(Bloomberg) — Amazon.com Inc. is planning to split its stock for the first time in more than two decades in a move that would spell the end of four-digit stock prices for the biggest U.S. technology companies.
The e-commerce giant plans to boost its outstanding shares by a 20-to-1 ratio, under a plan disclosed late Wednesday, joining other technology giants like Alphabet Inc. and Apple Inc. who have turned to splits to reduce their share prices. That news combined with a $10 billion share-buyback authorization sent Amazon shares up more than 6% to $2,965 in postmarket trading.
An Amazon split has long been the subject of speculation from investors. The company conducted three splits in the two-and-a-half years following its 1997 initial public offering and then halted the practice. The topic occasionally came up at Amazon shareholder meetings but the company hadn’t taken action until now.
Share splits had almost disappeared from U.S. stock markets recently, with only two in 2019 compared with 47 splits in the S&P 500 in 2006 and 2007. But Apple and Tesla Inc., brought back the practice after splitting their stocks in 2020.
A lower stock price makes it easier for mom-and-pop traders to buy shares rather than purchase fractional stocks through their brokerage firms.

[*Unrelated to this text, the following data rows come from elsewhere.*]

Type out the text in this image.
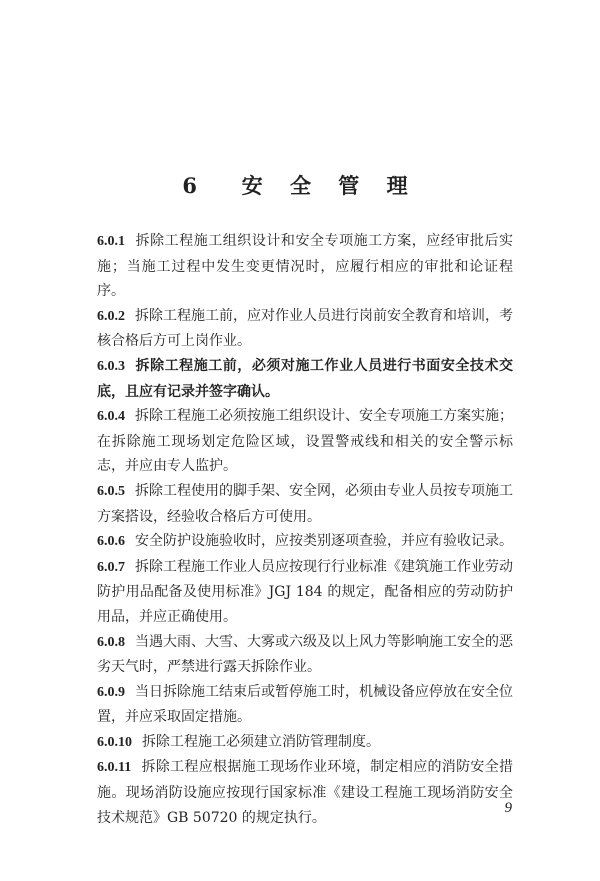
6 安 全 管 理

6.0.1 拆除工程施工组织设计和安全专项施工方案，应经审批后实施；当施工过程中发生变更情况时，应履行相应的审批和论证程序。

6.0.2 拆除工程施工前，应对作业人员进行岗前安全教育和培训，考核合格后方可上岗作业。

6.0.3 拆除工程施工前，必须对施工作业人员进行书面安全技术交底，且应有记录并签字确认。

6.0.4 拆除工程施工必须按施工组织设计、安全专项施工方案实施；在拆除施工现场划定危险区域，设置警戒线和相关的安全警示标志，并应由专人监护。

6.0.5 拆除工程使用的脚手架、安全网，必须由专业人员按专项施工方案搭设，经验收合格后方可使用。

6.0.6 安全防护设施验收时，应按类别逐项查验，并应有验收记录。

6.0.7 拆除工程施工作业人员应按现行行业标准《建筑施工作业劳动防护用品配备及使用标准》JGJ 184 的规定，配备相应的劳动防护用品，并应正确使用。

6.0.8 当遇大雨、大雪、大雾或六级及以上风力等影响施工安全的恶劣天气时，严禁进行露天拆除作业。

6.0.9 当日拆除施工结束后或暂停施工时，机械设备应停放在安全位置，并应采取固定措施。

6.0.10 拆除工程施工必须建立消防管理制度。

6.0.11 拆除工程应根据施工现场作业环境，制定相应的消防安全措施。现场消防设施应按现行国家标准《建设工程施工现场消防安全技术规范》GB 50720 的规定执行。

9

The stock split means little to investors and is most likely part of broader compensation changes underway at Amazon since workers feel less slighted if they receive an entire share of stock rather than a fraction of a share, said Michael Pachter, an analyst at Wedbush Securities Inc.
“Stocks that trade for $100 or less have a bigger base of retail investors, but I don’t think that’s why Amazon is doing this,” Pachter said. “It means absolutely nothing except that grandpa can buy little Johnny a share of Amazon stock.”